In the present thesis, various aspects of glucose - insulin dynamics, its consequences and maintenance of glucose level in and around physiological range in diabetics have been discussed through mathematical model. We have analyzed different mathematical models which satisfies the physiology behind the mechanism involved in glucose - insulin dynamics of both type 1 diabetics and type 2 diabetics.

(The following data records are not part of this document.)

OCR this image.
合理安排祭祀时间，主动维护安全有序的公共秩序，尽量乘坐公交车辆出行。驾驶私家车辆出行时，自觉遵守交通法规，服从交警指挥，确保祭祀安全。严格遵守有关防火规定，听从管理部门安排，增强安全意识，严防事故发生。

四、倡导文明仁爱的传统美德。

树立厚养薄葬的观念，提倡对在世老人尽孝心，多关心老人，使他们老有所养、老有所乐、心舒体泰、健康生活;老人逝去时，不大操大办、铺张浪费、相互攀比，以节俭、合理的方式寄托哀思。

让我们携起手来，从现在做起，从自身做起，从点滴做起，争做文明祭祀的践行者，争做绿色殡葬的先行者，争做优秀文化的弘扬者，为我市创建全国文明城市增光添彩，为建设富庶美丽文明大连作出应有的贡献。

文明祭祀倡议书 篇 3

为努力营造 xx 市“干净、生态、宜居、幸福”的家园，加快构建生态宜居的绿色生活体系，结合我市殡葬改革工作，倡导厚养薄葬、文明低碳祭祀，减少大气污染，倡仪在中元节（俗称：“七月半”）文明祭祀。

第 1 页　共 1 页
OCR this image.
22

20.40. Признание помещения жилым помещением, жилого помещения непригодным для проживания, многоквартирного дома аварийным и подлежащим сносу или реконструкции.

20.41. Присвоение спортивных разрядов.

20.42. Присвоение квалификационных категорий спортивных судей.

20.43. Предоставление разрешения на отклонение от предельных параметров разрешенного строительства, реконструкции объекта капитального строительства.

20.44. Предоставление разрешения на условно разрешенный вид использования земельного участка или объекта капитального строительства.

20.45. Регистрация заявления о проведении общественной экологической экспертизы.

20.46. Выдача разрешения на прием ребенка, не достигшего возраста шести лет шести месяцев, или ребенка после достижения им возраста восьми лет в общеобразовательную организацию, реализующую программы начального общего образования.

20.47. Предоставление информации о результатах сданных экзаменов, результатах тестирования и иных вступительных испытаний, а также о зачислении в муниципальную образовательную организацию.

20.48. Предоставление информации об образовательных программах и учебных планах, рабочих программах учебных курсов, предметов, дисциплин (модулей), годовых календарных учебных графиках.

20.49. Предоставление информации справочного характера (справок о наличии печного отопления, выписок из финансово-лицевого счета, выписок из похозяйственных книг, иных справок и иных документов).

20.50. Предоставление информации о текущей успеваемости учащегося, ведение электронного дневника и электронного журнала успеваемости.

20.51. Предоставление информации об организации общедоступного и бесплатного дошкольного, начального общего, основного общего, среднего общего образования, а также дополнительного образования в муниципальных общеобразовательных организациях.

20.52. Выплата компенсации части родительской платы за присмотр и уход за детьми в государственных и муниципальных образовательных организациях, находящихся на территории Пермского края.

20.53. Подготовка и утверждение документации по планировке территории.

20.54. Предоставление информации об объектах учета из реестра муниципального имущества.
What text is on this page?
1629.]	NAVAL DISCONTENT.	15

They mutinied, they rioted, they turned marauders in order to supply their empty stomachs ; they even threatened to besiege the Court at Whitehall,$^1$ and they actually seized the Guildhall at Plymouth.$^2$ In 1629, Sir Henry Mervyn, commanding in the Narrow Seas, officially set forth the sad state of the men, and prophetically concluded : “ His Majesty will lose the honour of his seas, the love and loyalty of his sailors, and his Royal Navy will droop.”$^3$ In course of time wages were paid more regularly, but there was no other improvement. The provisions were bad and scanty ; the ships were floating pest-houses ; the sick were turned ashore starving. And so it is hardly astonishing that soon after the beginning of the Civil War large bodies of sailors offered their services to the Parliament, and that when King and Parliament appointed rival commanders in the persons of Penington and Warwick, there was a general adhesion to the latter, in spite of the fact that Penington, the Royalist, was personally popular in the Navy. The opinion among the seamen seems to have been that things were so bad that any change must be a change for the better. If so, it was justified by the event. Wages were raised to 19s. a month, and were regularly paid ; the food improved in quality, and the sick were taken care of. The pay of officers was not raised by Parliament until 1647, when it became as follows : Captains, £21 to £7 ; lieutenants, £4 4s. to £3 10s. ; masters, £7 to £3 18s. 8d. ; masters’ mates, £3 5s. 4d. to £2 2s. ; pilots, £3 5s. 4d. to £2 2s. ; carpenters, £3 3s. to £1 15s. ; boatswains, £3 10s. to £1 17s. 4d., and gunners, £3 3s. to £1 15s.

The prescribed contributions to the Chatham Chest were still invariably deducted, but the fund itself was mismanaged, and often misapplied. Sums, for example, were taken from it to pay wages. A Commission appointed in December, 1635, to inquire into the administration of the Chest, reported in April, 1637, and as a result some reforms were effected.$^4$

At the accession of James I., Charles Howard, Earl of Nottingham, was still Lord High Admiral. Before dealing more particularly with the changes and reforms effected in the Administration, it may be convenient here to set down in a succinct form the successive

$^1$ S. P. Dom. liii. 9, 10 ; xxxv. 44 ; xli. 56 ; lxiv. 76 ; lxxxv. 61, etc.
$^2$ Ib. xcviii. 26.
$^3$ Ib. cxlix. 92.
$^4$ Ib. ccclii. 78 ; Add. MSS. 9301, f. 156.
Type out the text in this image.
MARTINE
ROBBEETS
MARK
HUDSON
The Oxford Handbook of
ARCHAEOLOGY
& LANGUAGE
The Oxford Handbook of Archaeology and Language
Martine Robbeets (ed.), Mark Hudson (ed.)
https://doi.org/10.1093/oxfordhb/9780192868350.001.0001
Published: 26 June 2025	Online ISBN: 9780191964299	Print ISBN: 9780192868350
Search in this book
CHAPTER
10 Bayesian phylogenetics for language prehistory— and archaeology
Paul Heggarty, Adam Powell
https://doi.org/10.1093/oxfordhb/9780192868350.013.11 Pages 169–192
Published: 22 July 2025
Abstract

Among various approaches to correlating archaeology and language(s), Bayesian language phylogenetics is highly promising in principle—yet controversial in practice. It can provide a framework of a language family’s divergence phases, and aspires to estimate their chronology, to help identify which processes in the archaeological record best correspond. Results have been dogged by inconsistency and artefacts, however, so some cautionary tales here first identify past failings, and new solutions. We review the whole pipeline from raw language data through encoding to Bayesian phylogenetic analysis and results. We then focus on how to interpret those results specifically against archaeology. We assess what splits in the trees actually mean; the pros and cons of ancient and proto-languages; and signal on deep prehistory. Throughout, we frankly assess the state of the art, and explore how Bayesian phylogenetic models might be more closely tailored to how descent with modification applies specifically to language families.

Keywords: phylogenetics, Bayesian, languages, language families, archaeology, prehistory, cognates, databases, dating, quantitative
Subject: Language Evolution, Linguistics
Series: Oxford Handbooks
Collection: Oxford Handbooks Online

We have investigated the facts and reasons behind the consistently raised glucose concentration level in the people suffering from diabetes. After analyzing several systems, various results obtained by dynamical analysis of the problems are discussed. All mathematical models have been analyzed for stability, positiveness and boundedness. Local linearization, Routh-Hurwitz stability criterion, Lyapunov function, Runge-Kutta method, Matlab 2012b (ode45, dde45) are the main tools applied for analysis and simulation of mathematical models. We have studied two types of mathematical models : ordinary differential equations (ODE) model and delay differential equations (DDE) model. The delay occurred in the dynamics of different phenomena is responsible for the severity of the disease and hence in its treatment. Therefore, importance of DDE model can not be ignored in the development of artificial pancreas. DDE models have been developed for the better functioning of artificial pancreas.